O Juízo da Vara Única da Comarca de Capixaba condenou ex-prefeito denunciado em Ação Civil Pública, Sr. Joais da Silva dos Santos, pelo cometimento de ato de improbidade administrativa, previsto art.11, inciso I, II e V da Lei n° 8.429-92, quando contratou servidores sem realizar concurso público.

Por conta disso, a juíza de Direito Louise Kristina, titular da unidade judiciária, decretou a seguintes sanções para o ex-gestor municipal: “suspensão dos direitos políticos por quatro anos” e “proibição de receber benefícios ou incentivos fiscais ou creditícios, direta ou indiretamente, ainda que por intermédio de pessoa jurídica da qual seja sócio majoritário, pelo prazo de quatro anos”.

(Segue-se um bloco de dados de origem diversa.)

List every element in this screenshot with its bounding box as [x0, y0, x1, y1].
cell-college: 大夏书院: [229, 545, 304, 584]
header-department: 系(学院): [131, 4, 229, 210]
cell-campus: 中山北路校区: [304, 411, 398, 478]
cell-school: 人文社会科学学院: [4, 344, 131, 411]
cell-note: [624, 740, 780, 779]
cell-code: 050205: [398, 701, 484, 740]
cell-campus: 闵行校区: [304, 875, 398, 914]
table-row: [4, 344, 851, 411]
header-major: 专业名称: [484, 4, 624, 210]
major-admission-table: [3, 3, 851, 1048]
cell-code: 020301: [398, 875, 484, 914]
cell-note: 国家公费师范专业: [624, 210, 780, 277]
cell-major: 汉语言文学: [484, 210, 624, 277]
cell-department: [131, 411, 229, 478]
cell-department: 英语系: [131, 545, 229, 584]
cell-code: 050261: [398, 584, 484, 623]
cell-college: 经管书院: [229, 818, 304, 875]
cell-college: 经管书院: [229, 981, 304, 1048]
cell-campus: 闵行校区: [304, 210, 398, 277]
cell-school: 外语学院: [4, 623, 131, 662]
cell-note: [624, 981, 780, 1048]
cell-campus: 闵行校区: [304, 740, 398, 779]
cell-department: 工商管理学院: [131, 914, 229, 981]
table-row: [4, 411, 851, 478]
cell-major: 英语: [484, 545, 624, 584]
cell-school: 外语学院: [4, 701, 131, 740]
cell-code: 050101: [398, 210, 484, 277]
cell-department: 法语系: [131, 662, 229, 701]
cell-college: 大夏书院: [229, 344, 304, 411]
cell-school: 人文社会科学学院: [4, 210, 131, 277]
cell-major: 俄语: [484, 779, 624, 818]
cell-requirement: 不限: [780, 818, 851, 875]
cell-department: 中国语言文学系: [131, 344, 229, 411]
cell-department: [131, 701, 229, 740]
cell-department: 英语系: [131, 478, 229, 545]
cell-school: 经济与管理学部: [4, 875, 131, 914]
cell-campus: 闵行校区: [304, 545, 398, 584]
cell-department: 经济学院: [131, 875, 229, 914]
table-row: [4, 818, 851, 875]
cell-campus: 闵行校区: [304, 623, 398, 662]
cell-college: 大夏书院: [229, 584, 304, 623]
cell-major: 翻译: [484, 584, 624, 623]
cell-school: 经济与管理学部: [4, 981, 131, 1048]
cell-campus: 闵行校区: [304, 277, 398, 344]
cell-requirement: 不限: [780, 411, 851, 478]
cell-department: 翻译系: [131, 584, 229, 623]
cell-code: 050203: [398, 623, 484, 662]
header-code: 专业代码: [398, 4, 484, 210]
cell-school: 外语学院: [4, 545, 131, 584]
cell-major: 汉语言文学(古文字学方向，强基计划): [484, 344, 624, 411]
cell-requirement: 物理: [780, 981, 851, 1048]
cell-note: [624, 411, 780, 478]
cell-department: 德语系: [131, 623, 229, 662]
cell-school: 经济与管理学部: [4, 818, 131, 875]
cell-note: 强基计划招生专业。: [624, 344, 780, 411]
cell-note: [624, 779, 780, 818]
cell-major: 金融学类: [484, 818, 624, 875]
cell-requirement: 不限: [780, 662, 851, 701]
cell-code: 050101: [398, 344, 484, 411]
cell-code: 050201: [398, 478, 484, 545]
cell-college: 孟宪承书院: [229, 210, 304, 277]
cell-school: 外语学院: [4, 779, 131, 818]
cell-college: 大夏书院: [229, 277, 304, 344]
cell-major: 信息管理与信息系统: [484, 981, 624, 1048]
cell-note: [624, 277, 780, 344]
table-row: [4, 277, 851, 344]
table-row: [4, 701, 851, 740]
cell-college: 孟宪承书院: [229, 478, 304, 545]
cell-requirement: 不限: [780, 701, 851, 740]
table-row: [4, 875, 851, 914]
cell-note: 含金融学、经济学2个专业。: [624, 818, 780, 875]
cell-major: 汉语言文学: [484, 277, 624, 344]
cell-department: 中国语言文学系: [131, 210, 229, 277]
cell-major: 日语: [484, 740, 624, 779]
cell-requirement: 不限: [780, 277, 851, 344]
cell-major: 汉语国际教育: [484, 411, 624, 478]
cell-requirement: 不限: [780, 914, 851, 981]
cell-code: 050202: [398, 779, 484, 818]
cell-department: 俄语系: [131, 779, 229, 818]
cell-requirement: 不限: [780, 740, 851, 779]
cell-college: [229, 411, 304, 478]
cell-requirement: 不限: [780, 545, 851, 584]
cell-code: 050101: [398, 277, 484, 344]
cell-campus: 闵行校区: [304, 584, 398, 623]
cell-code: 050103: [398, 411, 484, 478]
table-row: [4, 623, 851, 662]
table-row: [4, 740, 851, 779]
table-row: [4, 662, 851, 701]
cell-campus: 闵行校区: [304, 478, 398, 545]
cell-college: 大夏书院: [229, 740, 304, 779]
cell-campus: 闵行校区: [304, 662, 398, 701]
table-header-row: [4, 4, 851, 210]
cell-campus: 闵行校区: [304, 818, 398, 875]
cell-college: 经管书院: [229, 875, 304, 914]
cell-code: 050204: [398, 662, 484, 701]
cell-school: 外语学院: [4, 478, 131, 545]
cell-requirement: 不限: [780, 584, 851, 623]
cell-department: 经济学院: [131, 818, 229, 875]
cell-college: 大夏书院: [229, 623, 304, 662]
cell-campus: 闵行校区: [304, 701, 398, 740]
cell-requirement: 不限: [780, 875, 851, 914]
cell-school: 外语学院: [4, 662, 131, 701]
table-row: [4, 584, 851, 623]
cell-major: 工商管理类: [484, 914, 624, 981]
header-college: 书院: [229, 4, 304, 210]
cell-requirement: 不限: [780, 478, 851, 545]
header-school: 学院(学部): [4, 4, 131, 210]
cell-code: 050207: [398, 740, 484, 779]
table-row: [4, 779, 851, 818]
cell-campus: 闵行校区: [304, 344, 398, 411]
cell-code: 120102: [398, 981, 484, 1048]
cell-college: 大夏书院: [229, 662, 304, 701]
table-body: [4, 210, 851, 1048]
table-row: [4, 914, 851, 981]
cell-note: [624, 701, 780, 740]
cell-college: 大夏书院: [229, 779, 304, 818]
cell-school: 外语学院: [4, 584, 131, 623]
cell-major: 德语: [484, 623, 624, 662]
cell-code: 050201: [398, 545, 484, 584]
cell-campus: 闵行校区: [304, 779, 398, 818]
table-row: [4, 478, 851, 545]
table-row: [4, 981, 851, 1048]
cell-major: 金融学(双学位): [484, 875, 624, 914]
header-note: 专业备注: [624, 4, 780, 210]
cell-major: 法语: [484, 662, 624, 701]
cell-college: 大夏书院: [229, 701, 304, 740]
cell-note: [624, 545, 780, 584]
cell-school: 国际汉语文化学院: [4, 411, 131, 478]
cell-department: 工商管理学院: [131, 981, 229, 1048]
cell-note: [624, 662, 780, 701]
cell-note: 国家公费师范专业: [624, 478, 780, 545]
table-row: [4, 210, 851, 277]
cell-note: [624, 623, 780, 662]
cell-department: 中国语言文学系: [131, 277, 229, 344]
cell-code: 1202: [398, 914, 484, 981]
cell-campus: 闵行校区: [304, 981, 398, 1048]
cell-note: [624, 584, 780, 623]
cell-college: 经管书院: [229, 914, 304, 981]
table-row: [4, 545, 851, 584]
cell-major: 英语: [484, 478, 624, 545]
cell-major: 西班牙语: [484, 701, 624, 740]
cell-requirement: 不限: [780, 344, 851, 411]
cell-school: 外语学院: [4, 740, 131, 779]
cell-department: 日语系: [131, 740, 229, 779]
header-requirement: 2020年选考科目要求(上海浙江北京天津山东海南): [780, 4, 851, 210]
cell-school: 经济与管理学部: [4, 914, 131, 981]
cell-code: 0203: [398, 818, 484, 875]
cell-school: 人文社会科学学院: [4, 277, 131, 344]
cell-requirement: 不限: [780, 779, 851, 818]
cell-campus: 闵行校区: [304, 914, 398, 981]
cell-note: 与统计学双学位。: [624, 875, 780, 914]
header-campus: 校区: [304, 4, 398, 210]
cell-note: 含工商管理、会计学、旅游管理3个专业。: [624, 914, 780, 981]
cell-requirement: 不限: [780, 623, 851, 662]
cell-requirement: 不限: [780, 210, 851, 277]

Além disso, como está expresso na sentença, publicada na edição n° 6.388 do Diário da Justiça Eletrônico, da terça-feira, 9, são nulas as “contratações sem concurso efetivadas na gestão (…), a partir da realização do concurso de 2007”. A magistrada ainda confirmou a decisão liminar emitida anteriormente, que determinou a exoneração dos servidores contratados irregularmente e essa ordem já foi cumprida.

Caso e sentença

Segundo os autos, quando o requerido ocupava o cargo de prefeito, ele realizou contratação de servidores sem observar princípios constitucionais. Conforme, é relatado nos autos, ainda existia certame em vigor, realizado em 2007, entretanto, foram contratadas pessoas que tinham passado no certame, mas outras que estavam em melhor posição na classificação não foram chamadas.

Depois analisar que houve ilicitude no ato contratar sem concurso público, a juíza de Direito afirmou que “restou comprovado que o requerido (…), após a finalização do concurso em dezembro de 2007, manteve várias contratações sem concurso feitas anteriormente e ainda contratou outras pessoas em detrimento dos candidatos regularmente aprovados e que estavam aguardando a nomeação, e isso também caracteriza ato de improbidade administrativa”.